Warren R. Truesdell, 32
'Tis the season to be jolly, the season of caring and sharing, the "Kootenai Klowns" of north Idaho, including "Santa" (Ken Waters), "K.O." (Ken Lockman), "Uncle Sam" (Ollie White), "Barney Fife" (Leigh Le Gore, Past Potentate) and I, as "Tinkle" the clown, are ready to tackle these objectives.
We're supplied with mini cloth animals, tubs of candy canes, gobs of sculpture balloons, and five men with hearts and minds as big as a full moon. We're headed on our pilgrimage of cheer, kindness, and love as we visit 12 of the nursing homes of northern Idaho. Nursing homes are filled with people who are often unhappy and lonely.
We "Klowns" enter their lives for a moment of happiness and give them a small gift, a candy cane, or a balloon twisted into an animal character. Just our appearance brings forth smiles and arms outstretched in greeting. A big hug from a Klown fills a momentary void in their lives and provides a time to recall childhood memories of Santa and his helpers.
One never knows what will happen. Our visits are not totally planned; things just happen! And how lovely these unexpected events are.
In a large living room of one nursing home, I noted a gentleman being wheeled down the hallway towards us. He was a very small man, maybe in his 80s or 90s. He wore a blue workshirt, bib overalls, clean white shoes, and a baseball hat covering a very small head. He was pushed up to me, got out of his wheelchair to face me, announced he was the chairman of the home's unit activities, gave me his name, and then presented me with a postal money order made payable to the Shriners Hospitals.
"I want you to have this money for your kids, in appreciation of what you Klowns do for us!" he said. "This money was earned from our in-house popcorn sales."
Needless to say "K.O." and myself had tears running down our cheeks. How wonderful, how considerate of the patients of this home!
We had completed a tour of another nursing home when a young lady caught up with us. She was out of breath, caused by running through very cold air to catch the Klowns. She asked, "Can you Klowns find time in your busy day to visit our children's day-care center across the street?" "Sure we will," I said. "How many children are there?" "Forty-eight" was her reply!

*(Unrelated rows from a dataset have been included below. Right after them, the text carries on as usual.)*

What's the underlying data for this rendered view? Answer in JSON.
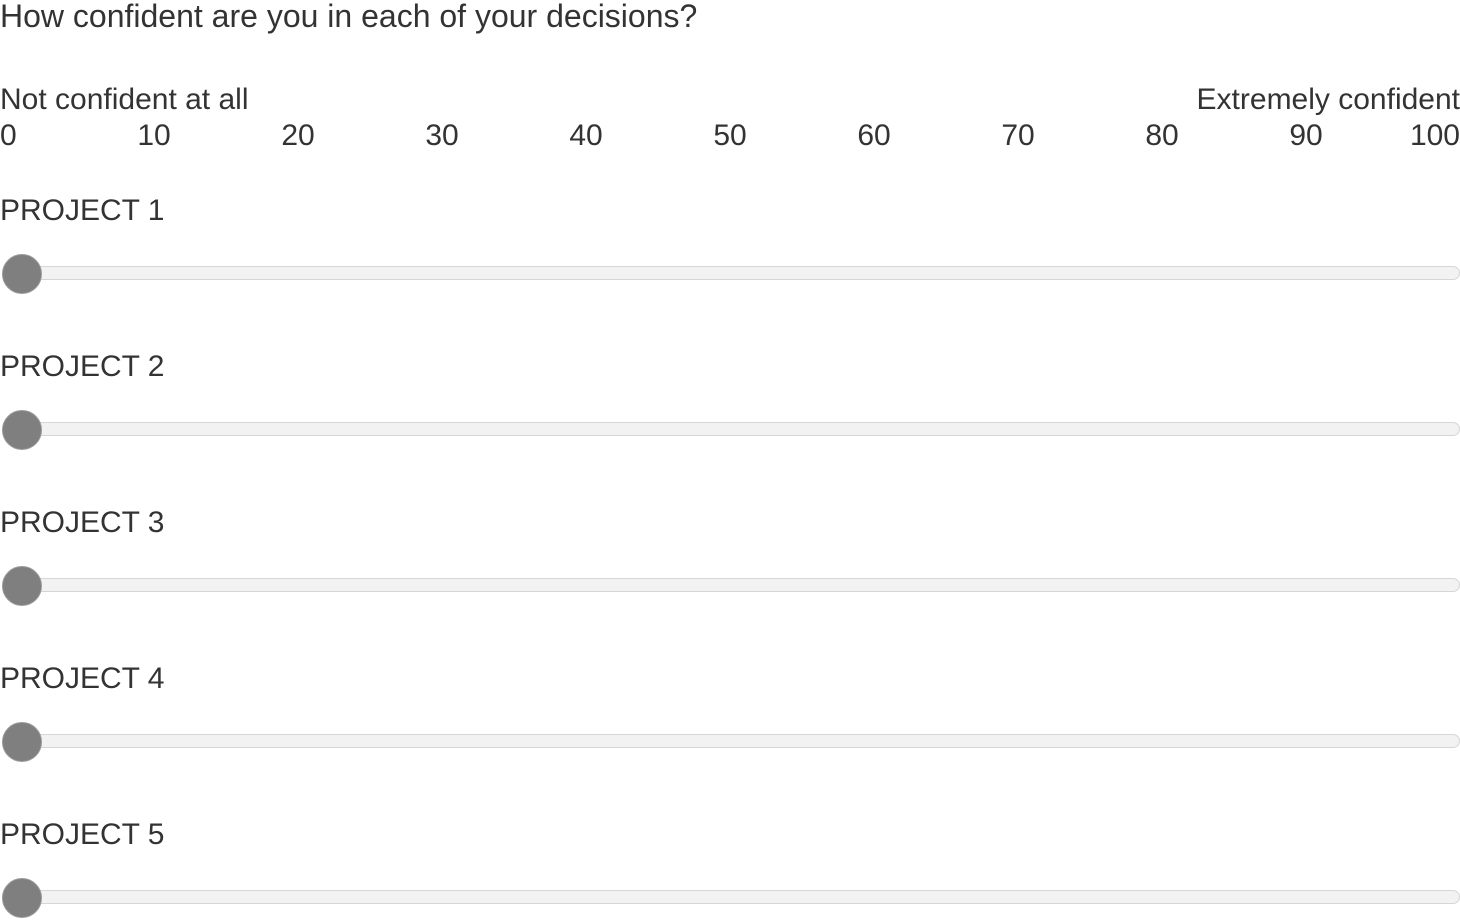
{
  "question": {
    "text": "How confident are you in each of your decisions?"
  },
  "scale": {
    "left_anchor": "Not confident at all",
    "right_anchor": "Extremely confident",
    "min": 0,
    "max": 100,
    "ticks": [
      "0",
      "10",
      "20",
      "30",
      "40",
      "50",
      "60",
      "70",
      "80",
      "90",
      "100"
    ]
  },
  "statements": [
    {
      "label": "PROJECT 1",
      "value": 0
    },
    {
      "label": "PROJECT 2",
      "value": 0
    },
    {
      "label": "PROJECT 3",
      "value": 0
    },
    {
      "label": "PROJECT 4",
      "value": 0
    },
    {
      "label": "PROJECT 5",
      "value": 0
    }
  ],
  "colors": {
    "text": "#333333",
    "track": "#f2f2f2",
    "track_border": "#d6d6d6",
    "handle": "#7f7f7f"
  }
}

These kids, ages three to five, were outside playing when we arrived. By the time we had walked through a church building being used for the care center, all those children were sitting excitedly on a cement curb, their eyes aglow from the sight and color of the Klowns.
Santa proceeded to give each child a mini stuffed animal, and "Barney Fife" gave each child a candy cane. However, trying to blow balloons for character animals in the 18-degree weather was a folly.

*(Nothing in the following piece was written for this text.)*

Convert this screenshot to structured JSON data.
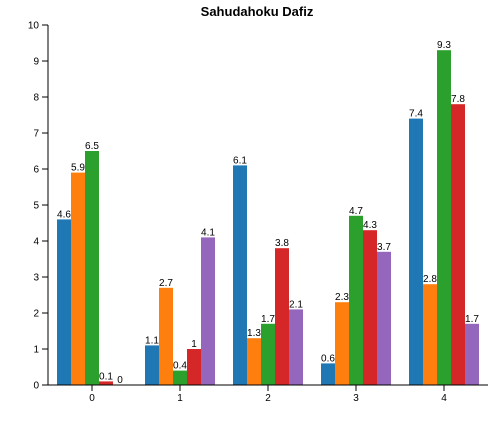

The children then sang a couple of Christmas carols and hymns they had learned. We Klowns were then on the other side of life's spectrum: from nursing home to lovely children, just by walking across the street!
In another incident, we stopped after a long morning to have lunch. We were in full Klown costume. A very vibrant 80-year-old lady came to our table and asked us to go into the back banquet room which held 24 grandmothers who were having their "Grandma's Club" Christmas program. We made a big hit with this wonderful, active group of oldsters. They were all so appreciative of the bright colors, laughter, caring and sharing of Santa's 1995 North Idaho Express.
Together, we five Klowns expended 220 wonderful hours with the young and old. They were the best, most heartwarming hours of our holiday season! Giving truly is more joyous than receiving. Have a great holiday season this year - and always!